DRC processed food imports

As of 2019, the DRC imported prepared foodstuffs worth $514 million, representing growth of 20 percent since 2012.

The data reveals that beverages, spirits and vinegar were the most imported in the category of prepared foodstuffs in 2019.

Sugar and sugar confectionery were the second most imported, at $118.2 million. This was followed by preparations of cereals, flour, starch and milk.

However, most of the imports were sourced from Zambia (33.3 percent), Kenya (7.46 percent), South Africa 7.3 percent), Belgium (6.9 percent) and China (6.2 percent).

In the same year, all the six EAC partner states combined exported prepared foodstuffs amounting to $146.4 million (28.4 percent of DRC’s prepared foodstuff imports.

Kenya and Uganda are the dominant suppliers of prepared foodstuffs among the EAC states.

It also shows that in the period 2013-2014, Tanzania’s exports of prepared foodstuff significantly rose to the tune of $129.8 million - only to sharply fall in the subsequent year.

Textiles market in DRC

The market for imported textiles into the DRC was worth $235 million in 2019, representing a 12 percent decline for the period 2015-2019. The data reveals that textiles were the most sought after, that is, worn clothing and worn textile articles and articles of apparel and clothing accessories, knitted or crocheted. Textiles made out of cotton come in third at $34 million.

The data reveals that most of the textile imports are sourced from China (54.6 percent in 2019) at $128.9 million. In the same period, the rest of the imports were from; Belgium ($20 million), India ($13.1 million), South Africa ($12.9 million) and the Netherlands ($10.2 million).

As a bloc, the EAC supplied textiles worth $30.7 million in 2019, and most of it was from Rwanda (53.3 percent or $16.3 million).

Rwanda’s textile exports to the DRC has been steadily rising in the period 2014-2018, while that of Tanzania has been fluctuating a lot in the same period. As a bloc, textile exports to the DRC significantly increased in the period 2015-2017.

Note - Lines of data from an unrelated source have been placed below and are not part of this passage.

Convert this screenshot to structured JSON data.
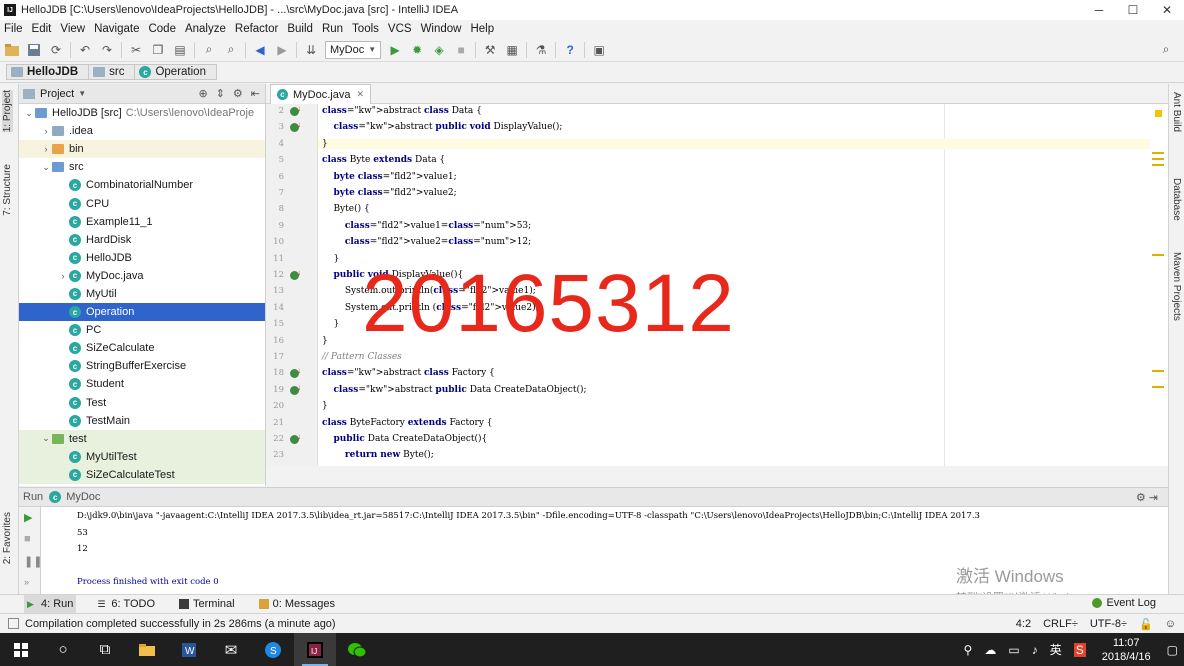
{
  "window": {
    "title": "HelloJDB [C:\\Users\\lenovo\\IdeaProjects\\HelloJDB] - ...\\src\\MyDoc.java [src] - IntelliJ IDEA",
    "logo_text": "IJ",
    "controls": [
      "─",
      "☐",
      "✕"
    ]
  },
  "menu": [
    "File",
    "Edit",
    "View",
    "Navigate",
    "Code",
    "Analyze",
    "Refactor",
    "Build",
    "Run",
    "Tools",
    "VCS",
    "Window",
    "Help"
  ],
  "toolbar": {
    "run_config": "MyDoc"
  },
  "breadcrumbs": [
    "HelloJDB",
    "src",
    "Operation"
  ],
  "left_strip": {
    "project_tab": "1: Project",
    "structure_tab": "7: Structure",
    "favorites_tab": "2: Favorites"
  },
  "right_strip": {
    "ant": "Ant Build",
    "database": "Database",
    "maven": "Maven Projects"
  },
  "project_panel": {
    "title": "Project",
    "tree": [
      {
        "label": "HelloJDB [src]",
        "path": "C:\\Users\\lenovo\\IdeaProje",
        "indent": 0,
        "arrow": "⌄",
        "icon": "folder-blue",
        "state": ""
      },
      {
        "label": ".idea",
        "indent": 1,
        "arrow": "›",
        "icon": "folder",
        "state": ""
      },
      {
        "label": "bin",
        "indent": 1,
        "arrow": "›",
        "icon": "folder-orange",
        "state": "hl"
      },
      {
        "label": "src",
        "indent": 1,
        "arrow": "⌄",
        "icon": "folder-blue",
        "state": ""
      },
      {
        "label": "CombinatorialNumber",
        "indent": 2,
        "arrow": "",
        "icon": "class",
        "state": ""
      },
      {
        "label": "CPU",
        "indent": 2,
        "arrow": "",
        "icon": "class",
        "state": ""
      },
      {
        "label": "Example11_1",
        "indent": 2,
        "arrow": "",
        "icon": "class",
        "state": ""
      },
      {
        "label": "HardDisk",
        "indent": 2,
        "arrow": "",
        "icon": "class",
        "state": ""
      },
      {
        "label": "HelloJDB",
        "indent": 2,
        "arrow": "",
        "icon": "class",
        "state": ""
      },
      {
        "label": "MyDoc.java",
        "indent": 2,
        "arrow": "›",
        "icon": "class",
        "state": ""
      },
      {
        "label": "MyUtil",
        "indent": 2,
        "arrow": "",
        "icon": "class",
        "state": ""
      },
      {
        "label": "Operation",
        "indent": 2,
        "arrow": "",
        "icon": "class",
        "state": "sel"
      },
      {
        "label": "PC",
        "indent": 2,
        "arrow": "",
        "icon": "class",
        "state": ""
      },
      {
        "label": "SiZeCalculate",
        "indent": 2,
        "arrow": "",
        "icon": "class",
        "state": ""
      },
      {
        "label": "StringBufferExercise",
        "indent": 2,
        "arrow": "",
        "icon": "class",
        "state": ""
      },
      {
        "label": "Student",
        "indent": 2,
        "arrow": "",
        "icon": "class",
        "state": ""
      },
      {
        "label": "Test",
        "indent": 2,
        "arrow": "",
        "icon": "class",
        "state": ""
      },
      {
        "label": "TestMain",
        "indent": 2,
        "arrow": "",
        "icon": "class",
        "state": ""
      },
      {
        "label": "test",
        "indent": 1,
        "arrow": "⌄",
        "icon": "folder-green",
        "state": "test"
      },
      {
        "label": "MyUtilTest",
        "indent": 2,
        "arrow": "",
        "icon": "class",
        "state": "test"
      },
      {
        "label": "SiZeCalculateTest",
        "indent": 2,
        "arrow": "",
        "icon": "class",
        "state": "test"
      }
    ]
  },
  "editor": {
    "tab": "MyDoc.java",
    "overlay_text": "20165312",
    "lines": [
      {
        "n": "2",
        "mark": true
      },
      {
        "n": "3",
        "mark": true
      },
      {
        "n": "4",
        "mark": false
      },
      {
        "n": "5",
        "mark": false
      },
      {
        "n": "6",
        "mark": false
      },
      {
        "n": "7",
        "mark": false
      },
      {
        "n": "8",
        "mark": false
      },
      {
        "n": "9",
        "mark": false
      },
      {
        "n": "10",
        "mark": false
      },
      {
        "n": "11",
        "mark": false
      },
      {
        "n": "12",
        "mark": true
      },
      {
        "n": "13",
        "mark": false
      },
      {
        "n": "14",
        "mark": false
      },
      {
        "n": "15",
        "mark": false
      },
      {
        "n": "16",
        "mark": false
      },
      {
        "n": "17",
        "mark": false
      },
      {
        "n": "18",
        "mark": true
      },
      {
        "n": "19",
        "mark": true
      },
      {
        "n": "20",
        "mark": false
      },
      {
        "n": "21",
        "mark": false
      },
      {
        "n": "22",
        "mark": true
      },
      {
        "n": "23",
        "mark": false
      }
    ],
    "code": [
      "abstract class Data {",
      "    abstract public void DisplayValue();",
      "}",
      "class Byte extends Data {",
      "    byte value1;",
      "    byte value2;",
      "    Byte() {",
      "        value1=53;",
      "        value2=12;",
      "    }",
      "    public void DisplayValue(){",
      "        System.out.println(value1);",
      "        System.out.println (value2);",
      "    }",
      "}",
      "// Pattern Classes",
      "abstract class Factory {",
      "    abstract public Data CreateDataObject();",
      "}",
      "class ByteFactory extends Factory {",
      "    public Data CreateDataObject(){",
      "        return new Byte();"
    ]
  },
  "run_panel": {
    "label": "Run",
    "config": "MyDoc",
    "console": [
      "D:\\jdk9.0\\bin\\java \"-javaagent:C:\\IntelliJ IDEA 2017.3.5\\lib\\idea_rt.jar=58517:C:\\IntelliJ IDEA 2017.3.5\\bin\" -Dfile.encoding=UTF-8 -classpath \"C:\\Users\\lenovo\\IdeaProjects\\HelloJDB\\bin;C:\\IntelliJ IDEA 2017.3",
      "53",
      "12",
      "",
      "Process finished with exit code 0"
    ]
  },
  "watermark": {
    "line1": "激活 Windows",
    "line2": "转到\"设置\"以激活 Windows。"
  },
  "tool_windows": [
    {
      "label": "4: Run",
      "active": true
    },
    {
      "label": "6: TODO",
      "active": false
    },
    {
      "label": "Terminal",
      "active": false
    },
    {
      "label": "0: Messages",
      "active": false
    }
  ],
  "event_log": "Event Log",
  "status": {
    "message": "Compilation completed successfully in 2s 286ms (a minute ago)",
    "position": "4:2",
    "line_sep": "CRLF÷",
    "encoding": "UTF-8÷"
  },
  "taskbar": {
    "time": "11:07",
    "date": "2018/4/16",
    "ime": "英"
  },
  "colors": {
    "selection": "#2f65ca",
    "overlay": "#e8281b",
    "keyword": "#000080",
    "field": "#660e7a",
    "number": "#0000ff"
  }
}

Plastics and rubber market in the DRC

The data shows the DRC imported plastic products worth declined to $284.9 million in 2019 from $316.2 million in 2012, while rubber products amounted to $85.6 million.

Most of the plastics were sourced from: China ($94.6 million), South Africa ($48.3 million), Saudi Arabia ($21.7 million) and India ($17.8 million).

In the same period, the main suppliers of rubber products into the DRC were: China ($37.6 million), South Africa ($26.5 million), Zambia ($5.5 million) and France ($2.9 million).

In 2018, the EAC’s supply of both plastics and rubber products to the DRC totaled $29.2 million, down from 46.5 million in 2016. Most of it was exported by Uganda ($11.8 million).

Kenya’s exports of this product category to the DRC has alarmingly declined since 2013, while exports from Uganda and Tanzania made some progress in the period 2017-2018.